Her first outing as Chancellor came 2005 in a “grand coalition” with her SPD rivals. That turned out far more harmonious than many expected. In contrast, the centre-right coalition she formed in 2009 with the business-friendly Free Democrats (FDP), her more natural partner, proved troublesome. In 2013 the CDU was back with the SPD.

With more years in power than most of her fellow global leaders and fluent in English and Russian, Merkel is perhaps Germany’s first “global” leader, voted most powerful woman in the world four times in a row by Time magazine.

The 63 year old faced her biggest challenge as chancellor when migrants and refugees began heading in large numbers for Europe’s most successful economy.

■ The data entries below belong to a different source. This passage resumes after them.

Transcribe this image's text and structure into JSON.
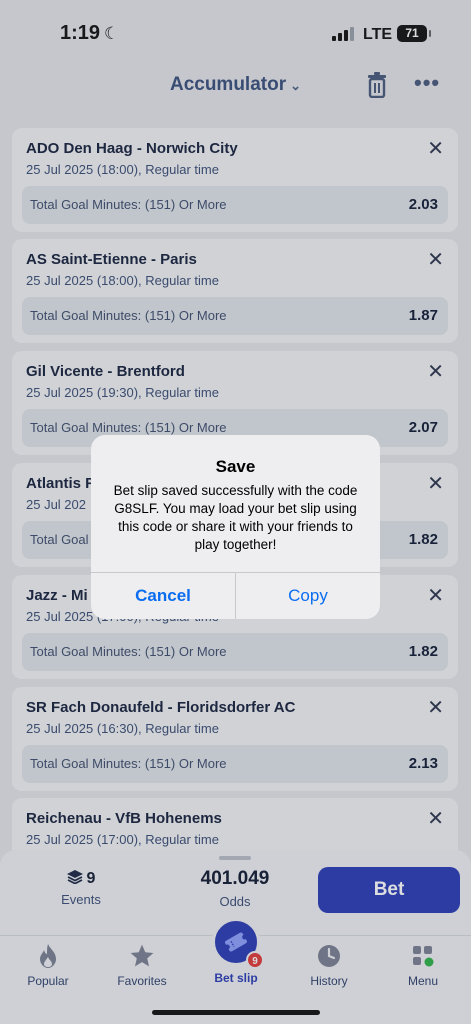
{
  "status_bar": {
    "time": "1:19",
    "network": "LTE",
    "battery": "71"
  },
  "header": {
    "title": "Accumulator"
  },
  "slips": [
    {
      "match": "ADO Den Haag - Norwich City",
      "when": "25 Jul 2025 (18:00), Regular time",
      "market": "Total Goal Minutes: (151) Or More",
      "odds": "2.03"
    },
    {
      "match": "AS Saint-Etienne - Paris",
      "when": "25 Jul 2025 (18:00), Regular time",
      "market": "Total Goal Minutes: (151) Or More",
      "odds": "1.87"
    },
    {
      "match": "Gil Vicente - Brentford",
      "when": "25 Jul 2025 (19:30), Regular time",
      "market": "Total Goal Minutes: (151) Or More",
      "odds": "2.07"
    },
    {
      "match": "Atlantis F",
      "when": "25 Jul 202",
      "market": "Total Goal",
      "odds": "1.82"
    },
    {
      "match": "Jazz - Mi",
      "when": "25 Jul 2025 (17:00), Regular time",
      "market": "Total Goal Minutes: (151) Or More",
      "odds": "1.82"
    },
    {
      "match": "SR Fach Donaufeld - Floridsdorfer AC",
      "when": "25 Jul 2025 (16:30), Regular time",
      "market": "Total Goal Minutes: (151) Or More",
      "odds": "2.13"
    },
    {
      "match": "Reichenau - VfB Hohenems",
      "when": "25 Jul 2025 (17:00), Regular time",
      "market": "",
      "odds": ""
    }
  ],
  "summary": {
    "events_count": "9",
    "events_label": "Events",
    "total_odds": "401.049",
    "odds_label": "Odds",
    "bet_label": "Bet"
  },
  "tabs": {
    "popular": "Popular",
    "favorites": "Favorites",
    "betslip": "Bet slip",
    "betslip_badge": "9",
    "history": "History",
    "menu": "Menu"
  },
  "dialog": {
    "title": "Save",
    "message": "Bet slip saved successfully with the code G8SLF. You may load your bet slip using this code or share it with your friends to play together!",
    "cancel": "Cancel",
    "copy": "Copy"
  },
  "colors": {
    "accent": "#2a3bb8",
    "ios_blue": "#0a6df0",
    "badge": "#e23a3a"
  }
}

By opening Germany’s boders to more than 800.000 migrants with the words “we will manage it” in 2015 she earned international praise but also strong criticism at home, This fuelled the success of the populist, right-wing newcomer party Alternative for Germany (AfD) (which is seeking to win its first seats in parliament on its anti-immigration and anti-Islam platform.

At several rallies, particularly in eastern states such as Saxony and Saxony-Anhalt, protesters – many holding campaign posters for the populist AfD party or the far-right NPD, loudly booed Mrs Merkel.

But she faced up to them head-on, hoping to woo those voters still on the fence, away from the Alternative for Germany (AfD).